To configure tmlqcd (in pure MPI mode and with 4D parallelization), we proceed as follows with the master branch of github.com/etmc/tmLQCD:

$CODEPATH/configure --disable-omp --enable-mpi --with-mpidimension=4 --enable-alignment=32 
--with-lapack="-L/usr/local/software/juropatest/Stage1/software/MPI/intel/2015.0.090/impi/5.0.1.035/imkl/11.2.0.090/mkl/lib/intel64 
-lmkl_blas95_lp64 -lmkl_avx2 -lmkl_core -lmkl_sequential -lmkl_intel_lp64" 
--with-limedir=$yourlimedir --disable-sse2 --disable-sse3 --enable-gaugecopy 
--enable-halfspinor CC=mpicc CFLAGS="-fma -axCORE-AVX2 -O3 -std=c99" F77=ifort

and in one line for easy copying:

$CODEPATH/configure --disable-omp --enable-mpi --with-mpidimension=4 --enable-alignment=32 --with-lapack="-L/usr/local/software/juropatest/Stage1/software/MPI/intel/2015.0.090/impi/5.0.1.035/imkl/11.2.0.090/mkl/lib/intel64 -lmkl_blas95_lp64 -lmkl_avx2 -lmkl_core -lmkl_sequential -lmkl_intel_lp64" --with-limedir=$yourlimedir --with-lemondir=$yourlemondir --disable-sse2 --disable-sse3 --enable-gaugecopy --enable-halfspinor CC=mpicc CFLAGS="-fma -axCORE-AVX2 -O3 -std=c99" F77=ifort

Hybrid

The pesky factor of 7 in the number of cores means that it might make sense to use the hybrid code with or without overlapping (to be tested!) of communication and computation.

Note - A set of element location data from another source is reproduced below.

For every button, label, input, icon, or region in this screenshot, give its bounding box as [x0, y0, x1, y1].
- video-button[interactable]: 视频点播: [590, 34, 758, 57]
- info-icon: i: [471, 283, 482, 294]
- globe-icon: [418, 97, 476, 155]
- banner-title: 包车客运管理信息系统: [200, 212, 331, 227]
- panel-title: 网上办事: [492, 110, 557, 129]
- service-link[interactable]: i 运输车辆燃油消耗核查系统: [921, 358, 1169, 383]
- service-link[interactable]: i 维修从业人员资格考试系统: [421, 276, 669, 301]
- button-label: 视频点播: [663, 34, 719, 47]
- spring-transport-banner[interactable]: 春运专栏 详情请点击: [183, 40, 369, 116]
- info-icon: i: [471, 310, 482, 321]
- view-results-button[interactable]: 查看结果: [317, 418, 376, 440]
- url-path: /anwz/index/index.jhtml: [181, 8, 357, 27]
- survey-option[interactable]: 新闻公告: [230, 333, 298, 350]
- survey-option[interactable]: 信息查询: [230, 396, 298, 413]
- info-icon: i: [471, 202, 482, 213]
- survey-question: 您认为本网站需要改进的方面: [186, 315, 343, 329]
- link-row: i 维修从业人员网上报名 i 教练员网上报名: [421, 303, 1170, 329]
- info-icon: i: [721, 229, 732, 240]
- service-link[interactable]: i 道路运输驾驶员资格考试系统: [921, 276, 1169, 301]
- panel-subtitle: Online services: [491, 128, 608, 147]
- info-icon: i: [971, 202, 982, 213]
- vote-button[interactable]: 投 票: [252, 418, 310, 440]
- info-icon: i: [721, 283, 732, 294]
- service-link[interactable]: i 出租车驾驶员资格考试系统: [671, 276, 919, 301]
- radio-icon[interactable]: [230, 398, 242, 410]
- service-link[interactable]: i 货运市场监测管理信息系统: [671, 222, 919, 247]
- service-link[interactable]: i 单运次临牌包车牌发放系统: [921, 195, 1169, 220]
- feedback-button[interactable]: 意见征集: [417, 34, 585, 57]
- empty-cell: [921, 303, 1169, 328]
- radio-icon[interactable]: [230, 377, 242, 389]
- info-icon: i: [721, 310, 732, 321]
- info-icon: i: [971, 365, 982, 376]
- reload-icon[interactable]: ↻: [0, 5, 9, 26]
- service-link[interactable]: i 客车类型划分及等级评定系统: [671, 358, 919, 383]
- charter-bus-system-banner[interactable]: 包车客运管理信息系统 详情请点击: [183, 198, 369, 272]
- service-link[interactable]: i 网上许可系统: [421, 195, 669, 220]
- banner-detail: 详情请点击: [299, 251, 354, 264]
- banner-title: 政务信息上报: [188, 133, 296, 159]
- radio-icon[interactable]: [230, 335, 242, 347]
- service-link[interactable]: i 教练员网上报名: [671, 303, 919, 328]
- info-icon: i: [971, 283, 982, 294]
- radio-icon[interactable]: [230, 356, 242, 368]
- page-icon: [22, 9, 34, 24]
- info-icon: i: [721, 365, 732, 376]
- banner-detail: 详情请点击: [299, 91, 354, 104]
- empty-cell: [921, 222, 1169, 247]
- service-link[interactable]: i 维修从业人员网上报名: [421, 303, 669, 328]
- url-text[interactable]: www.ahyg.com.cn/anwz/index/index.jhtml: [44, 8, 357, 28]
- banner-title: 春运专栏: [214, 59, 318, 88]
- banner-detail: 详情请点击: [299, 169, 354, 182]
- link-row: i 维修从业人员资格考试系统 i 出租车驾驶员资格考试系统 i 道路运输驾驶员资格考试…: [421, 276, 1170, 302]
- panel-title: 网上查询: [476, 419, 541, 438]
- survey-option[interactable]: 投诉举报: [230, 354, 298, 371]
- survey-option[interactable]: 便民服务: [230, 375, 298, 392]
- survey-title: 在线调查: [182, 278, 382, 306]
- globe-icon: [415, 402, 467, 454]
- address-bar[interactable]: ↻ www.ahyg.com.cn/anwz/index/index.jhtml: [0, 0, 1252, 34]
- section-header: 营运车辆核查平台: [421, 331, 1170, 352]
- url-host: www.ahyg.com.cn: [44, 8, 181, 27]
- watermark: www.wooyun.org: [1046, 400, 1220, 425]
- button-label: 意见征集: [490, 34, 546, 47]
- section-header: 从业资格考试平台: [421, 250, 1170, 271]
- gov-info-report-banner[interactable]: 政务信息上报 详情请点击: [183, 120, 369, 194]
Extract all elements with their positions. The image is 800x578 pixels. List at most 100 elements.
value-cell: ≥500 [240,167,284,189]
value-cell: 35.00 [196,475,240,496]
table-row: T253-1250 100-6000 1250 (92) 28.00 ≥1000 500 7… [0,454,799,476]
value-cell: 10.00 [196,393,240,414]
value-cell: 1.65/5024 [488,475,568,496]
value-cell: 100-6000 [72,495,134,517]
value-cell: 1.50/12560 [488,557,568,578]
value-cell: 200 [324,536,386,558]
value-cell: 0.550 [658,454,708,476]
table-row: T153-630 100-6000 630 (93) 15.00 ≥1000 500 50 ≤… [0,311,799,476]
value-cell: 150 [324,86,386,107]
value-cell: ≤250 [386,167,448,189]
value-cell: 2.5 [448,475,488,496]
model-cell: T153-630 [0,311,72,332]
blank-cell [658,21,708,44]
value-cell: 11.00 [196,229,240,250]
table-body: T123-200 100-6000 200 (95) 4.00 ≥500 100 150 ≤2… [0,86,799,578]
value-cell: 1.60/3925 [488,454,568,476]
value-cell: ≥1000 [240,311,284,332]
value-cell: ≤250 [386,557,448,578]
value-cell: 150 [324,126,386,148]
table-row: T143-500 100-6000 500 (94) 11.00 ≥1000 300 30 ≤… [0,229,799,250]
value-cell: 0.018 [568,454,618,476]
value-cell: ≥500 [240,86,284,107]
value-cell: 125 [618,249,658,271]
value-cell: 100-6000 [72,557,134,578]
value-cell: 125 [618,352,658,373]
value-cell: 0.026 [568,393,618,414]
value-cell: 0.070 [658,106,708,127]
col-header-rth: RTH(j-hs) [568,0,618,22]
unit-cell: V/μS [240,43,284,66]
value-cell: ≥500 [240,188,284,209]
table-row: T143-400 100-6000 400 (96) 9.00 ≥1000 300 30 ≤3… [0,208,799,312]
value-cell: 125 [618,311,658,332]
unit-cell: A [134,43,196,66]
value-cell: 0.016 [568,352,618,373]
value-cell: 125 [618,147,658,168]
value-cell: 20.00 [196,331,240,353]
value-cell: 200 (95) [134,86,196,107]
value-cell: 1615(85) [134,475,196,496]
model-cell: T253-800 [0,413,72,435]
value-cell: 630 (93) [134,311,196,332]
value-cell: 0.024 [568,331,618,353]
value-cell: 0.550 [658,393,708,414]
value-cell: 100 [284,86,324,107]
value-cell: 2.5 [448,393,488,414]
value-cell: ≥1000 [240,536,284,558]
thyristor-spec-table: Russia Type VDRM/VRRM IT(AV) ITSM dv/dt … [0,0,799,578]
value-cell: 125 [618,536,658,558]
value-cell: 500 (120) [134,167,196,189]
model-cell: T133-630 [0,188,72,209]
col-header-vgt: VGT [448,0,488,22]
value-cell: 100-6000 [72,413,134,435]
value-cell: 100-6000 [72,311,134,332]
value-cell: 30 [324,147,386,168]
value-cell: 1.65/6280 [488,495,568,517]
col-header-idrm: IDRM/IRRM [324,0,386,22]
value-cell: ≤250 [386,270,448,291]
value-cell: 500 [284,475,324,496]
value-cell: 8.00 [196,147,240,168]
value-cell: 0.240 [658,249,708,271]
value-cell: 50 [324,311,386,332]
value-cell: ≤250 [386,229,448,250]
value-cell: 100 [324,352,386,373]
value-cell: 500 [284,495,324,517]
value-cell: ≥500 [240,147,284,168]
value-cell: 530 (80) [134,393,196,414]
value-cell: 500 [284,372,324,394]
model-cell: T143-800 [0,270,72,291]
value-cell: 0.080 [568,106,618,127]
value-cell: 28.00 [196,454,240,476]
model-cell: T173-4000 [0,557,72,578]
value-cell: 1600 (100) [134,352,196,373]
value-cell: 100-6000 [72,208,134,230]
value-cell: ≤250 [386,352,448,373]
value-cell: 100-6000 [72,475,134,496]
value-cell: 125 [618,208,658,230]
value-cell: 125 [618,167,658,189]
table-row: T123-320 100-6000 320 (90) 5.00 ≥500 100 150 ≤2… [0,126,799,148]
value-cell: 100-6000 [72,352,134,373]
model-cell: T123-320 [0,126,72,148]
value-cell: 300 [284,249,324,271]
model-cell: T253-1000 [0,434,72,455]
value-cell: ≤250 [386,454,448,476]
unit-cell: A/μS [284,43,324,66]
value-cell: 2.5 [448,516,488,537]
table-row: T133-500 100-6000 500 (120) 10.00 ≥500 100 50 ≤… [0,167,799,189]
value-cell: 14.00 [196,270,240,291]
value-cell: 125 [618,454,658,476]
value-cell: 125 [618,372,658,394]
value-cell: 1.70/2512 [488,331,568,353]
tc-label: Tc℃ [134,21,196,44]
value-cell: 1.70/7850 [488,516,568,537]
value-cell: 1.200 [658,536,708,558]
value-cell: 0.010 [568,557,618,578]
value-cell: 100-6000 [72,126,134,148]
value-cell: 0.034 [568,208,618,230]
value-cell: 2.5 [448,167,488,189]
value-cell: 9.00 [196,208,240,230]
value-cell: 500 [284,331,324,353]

The former does three volume loops and is not necessarily faster because of this overhead.

Overlapping

This mode seems to be somewhat slower due to increased overheads and there has not been any time yet to look into the reasons for why this is the case. In order to use this, you need to grab the InterleavedNDTwistedClover branch from github.com/urbach/tmLQCD and configure the code like so:

$CODEPATH/configure --enable-omp --enable-mpi --with-mpidimension=4 --enable-alignment=32 --enable-threadoverlap --with-lapack="-L/usr/local/software/juropatest/Stage1/software/MPI/intel/2015.0.090/impi/5.0.1.035/imkl/11.2.0.090/mkl/lib/intel64 -lmkl_blas95_lp64 -lmkl_avx2 -lmkl_core -lmkl_intel_thread -lmkl_intel_lp64" --with-limedir=$YOURLIMEPATH --with-lemondir=$YOURLEMONPATH --disable-sse2 --disable-sse3 --enable-gaugecopy --enable-halfspinor CC=mpicc CFLAGS="-fma -axCORE-AVX2 -O3 -fopenmp -std=c99" F77=ifort LDFLAGS=-fopenmp

No Overlapping

For this use the code from the master branch of github.com/etmc/tmLQCD and configure it like this:

$CODEPATH/configure --enable-omp --enable-mpi --with-mpidimension=4 --enable-alignment=32 --with-lapack="-L/usr/local/software/juropatest/Stage1/software/MPI/intel/2015.0.090/impi/5.0.1.035/imkl/11.2.0.090/mkl/lib/intel64 -lmkl_blas95_lp64 -lmkl_avx2 -lmkl_core -lmkl_intel_thread -lmkl_intel_lp64" --with-limedir=$YOURLIMEPATH --with-lemondir=$YOURLEMONPATH --disable-sse2 --disable-sse3 --enable-gaugecopy --enable-halfspinor CC=mpicc CFLAGS="-fma -axCORE-AVX2 -O3 -fopenmp -std=c99" F77=ifort LDFLAGS=-fopenmp

MPI, Overlap?

Each node of this machine can host up to 56 MPI processes (14 * 2 * 2) because of Hyperthreading. Even if you don't have a factor of 7 in your lattice geometry, it might make sense to simply forget about a couple of the threads and run 48 or 50 processes per node, but it really needs to be tested on a case by case basis which code is fastest. In some cases, however, it might be easiest to absorb the factor of 7 using OpenMP threads and run 2, 4 or 8 processes per node with 28, 14 or 7 threads per process respectively. It must also be tested on a case by case basis whether the overlapping or the non-overlapping code provides the best performance.

Running

So far the only thing that was explored are interactive runs. The batch system is SLURM and there is some documentation one the JSC User Info page regarding the writing of job scripts.